Thank you so much for all your help!

 

[soroban]

My question is that I have to find the dimensions of a rectangular prism (cuboid),
where none of the faces are square that will maximize its volume
The sheet metal I have to build it from is 120 cm by 80 cm.

For a given area of sheet metal, the maximum volume is a cube.
There is no unique answer to your problem.

With an 80 by 120 cm sheet, we can make six 40-by-40 squares,
and form a cube with volume [tex]40^3 = 64,000\text{ cm}^3[/tex]

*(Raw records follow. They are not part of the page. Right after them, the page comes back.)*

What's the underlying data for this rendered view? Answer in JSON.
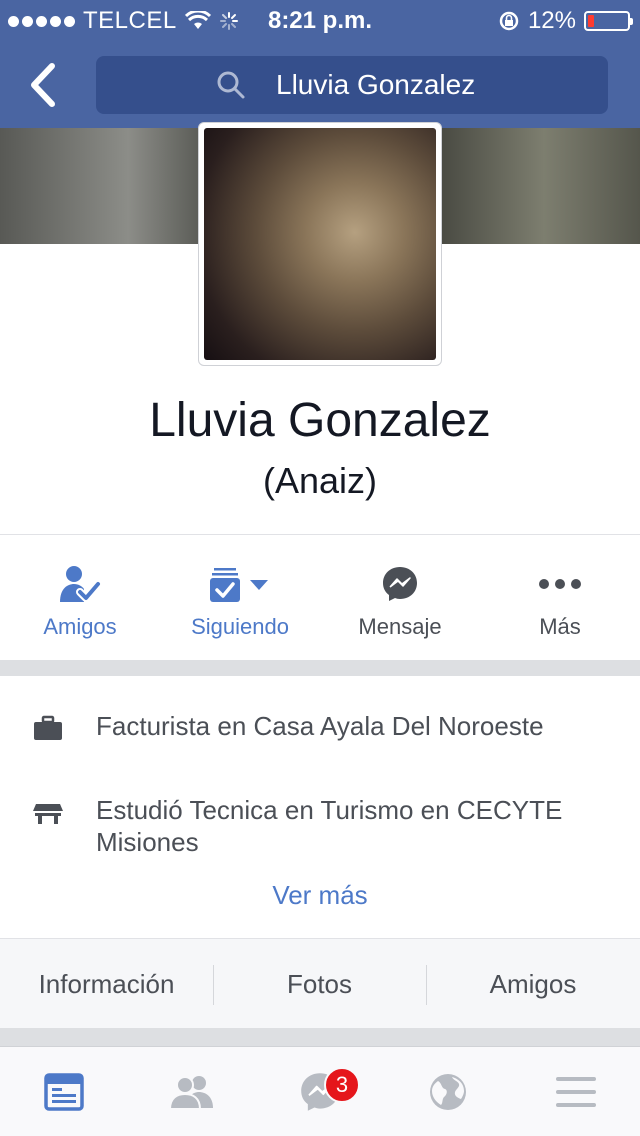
{
  "status_bar": {
    "carrier": "TELCEL",
    "time": "8:21 p.m.",
    "battery": "12%",
    "battery_level": 0.12
  },
  "header": {
    "search_text": "Lluvia Gonzalez"
  },
  "profile": {
    "name": "Lluvia Gonzalez",
    "alternate_name": "(Anaiz)"
  },
  "actions": [
    {
      "label": "Amigos",
      "icon": "friends-check-icon"
    },
    {
      "label": "Siguiendo",
      "icon": "following-icon"
    },
    {
      "label": "Mensaje",
      "icon": "messenger-icon"
    },
    {
      "label": "Más",
      "icon": "more-dots-icon"
    }
  ],
  "info": [
    {
      "icon": "briefcase-icon",
      "text": "Facturista en Casa Ayala Del Noroeste"
    },
    {
      "icon": "school-icon",
      "text": "Estudió Tecnica en Turismo en CECYTE Misiones"
    }
  ],
  "see_more": "Ver más",
  "tabs": [
    {
      "label": "Información"
    },
    {
      "label": "Fotos"
    },
    {
      "label": "Amigos"
    }
  ],
  "bottom_nav": {
    "messenger_badge": "3",
    "items": [
      "news-feed-icon",
      "friends-icon",
      "messenger-icon",
      "globe-icon",
      "menu-icon"
    ]
  },
  "colors": {
    "header": "#4a65a2",
    "search_bg": "#354f8c",
    "link_blue": "#4d79c8",
    "text_dark": "#141823",
    "text_grey": "#4b4f56",
    "badge_red": "#e5161b"
  }
}
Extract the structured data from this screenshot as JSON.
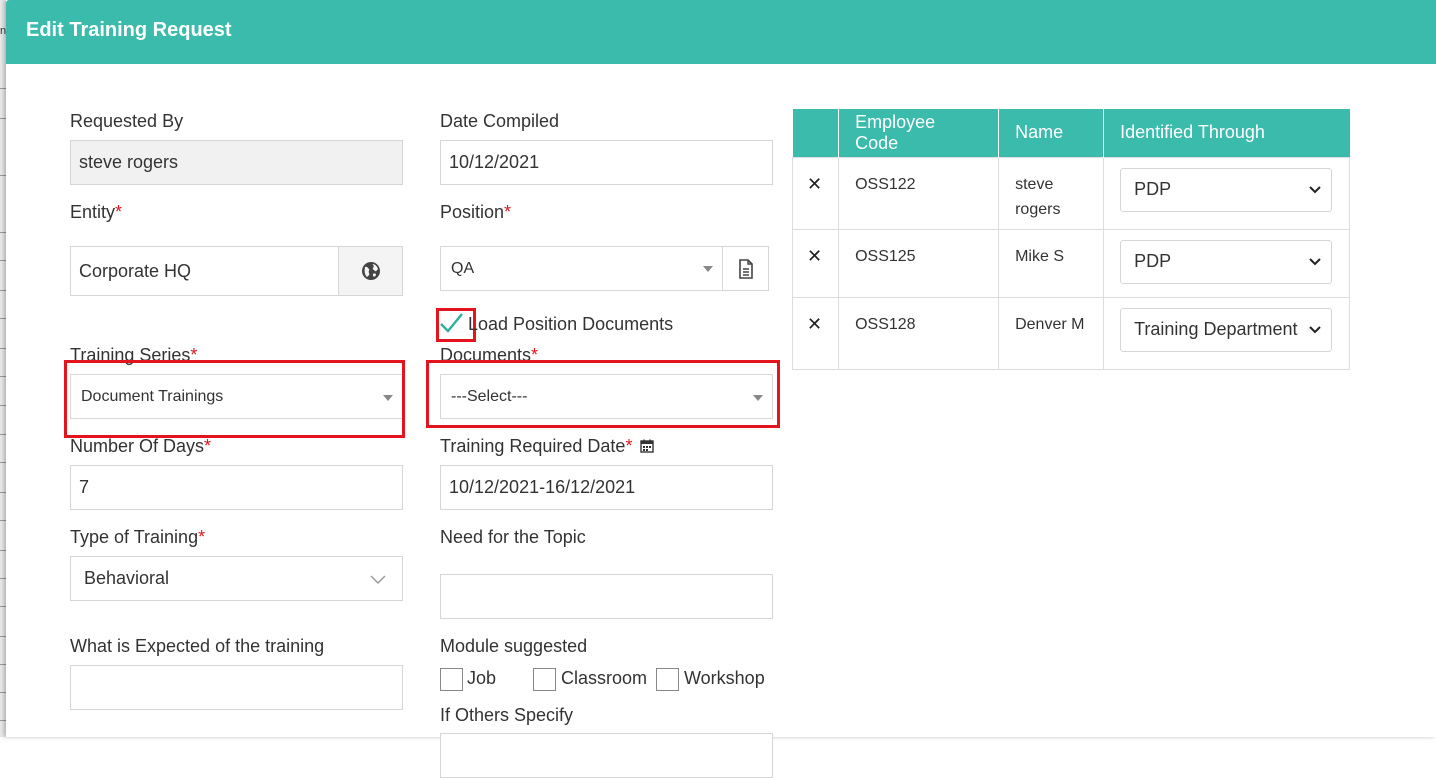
{
  "modal": {
    "title": "Edit Training Request"
  },
  "form": {
    "requested_by": {
      "label": "Requested By",
      "value": "steve rogers"
    },
    "date_compiled": {
      "label": "Date Compiled",
      "value": "10/12/2021"
    },
    "entity": {
      "label": "Entity",
      "required": "*",
      "value": "Corporate HQ"
    },
    "position": {
      "label": "Position",
      "required": "*",
      "value": "QA"
    },
    "load_position_documents": {
      "label": "Load Position Documents",
      "checked": true
    },
    "training_series": {
      "label": "Training Series",
      "required": "*",
      "value": "Document Trainings"
    },
    "documents": {
      "label": "Documents",
      "required": "*",
      "value": "---Select---"
    },
    "number_of_days": {
      "label": "Number Of Days",
      "required": "*",
      "value": "7"
    },
    "training_required_date": {
      "label": "Training Required Date",
      "required": "*",
      "value": "10/12/2021-16/12/2021"
    },
    "type_of_training": {
      "label": "Type of Training",
      "required": "*",
      "value": "Behavioral"
    },
    "need_for_topic": {
      "label": "Need for the Topic",
      "value": ""
    },
    "expected_of_training": {
      "label": "What is Expected of the training",
      "value": ""
    },
    "module_suggested": {
      "label": "Module suggested",
      "options": [
        "Job",
        "Classroom",
        "Workshop"
      ]
    },
    "if_others_specify": {
      "label": "If Others Specify"
    }
  },
  "employees": {
    "headers": [
      "",
      "Employee Code",
      "Name",
      "Identified Through"
    ],
    "rows": [
      {
        "code": "OSS122",
        "name": "steve rogers",
        "identified": "PDP"
      },
      {
        "code": "OSS125",
        "name": "Mike S",
        "identified": "PDP"
      },
      {
        "code": "OSS128",
        "name": "Denver M",
        "identified": "Training Department"
      }
    ]
  },
  "colors": {
    "header": "#3bbbab",
    "highlight": "#e3141e",
    "required": "#e0161f",
    "check": "#2fae9e"
  },
  "icons": [
    "globe-icon",
    "document-icon",
    "calendar-icon",
    "close-icon",
    "chevron-down-icon",
    "caret-down-icon",
    "checkmark-icon"
  ]
}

We can alter the dimensions of the cuboid and obtain a lesser volume.
But there is no single answer.

[tex]\begin{array} {ccc}
\text{Dimensions} && \text{Volume} \\
40\times 40.1 \times 39.9 && 63,\!999.6 \\
40 \times 40.01 \times 39.99 && 63,\!999.996 \\
\vdots && \vdots \end{array}[/tex]

 

[HallsofIvy]

"Taking the derivative and setting it equal to 0" will give the general rule that the maximum volume of a cuboid, for either fixed volume or fixed surface area, is a cube! If we require that none of the faces be a square then there is no solution- we can always make the volume greater by approaching a cube- that is by reducing sides of rectangles that are longer than the other side, extending to those that are shorter.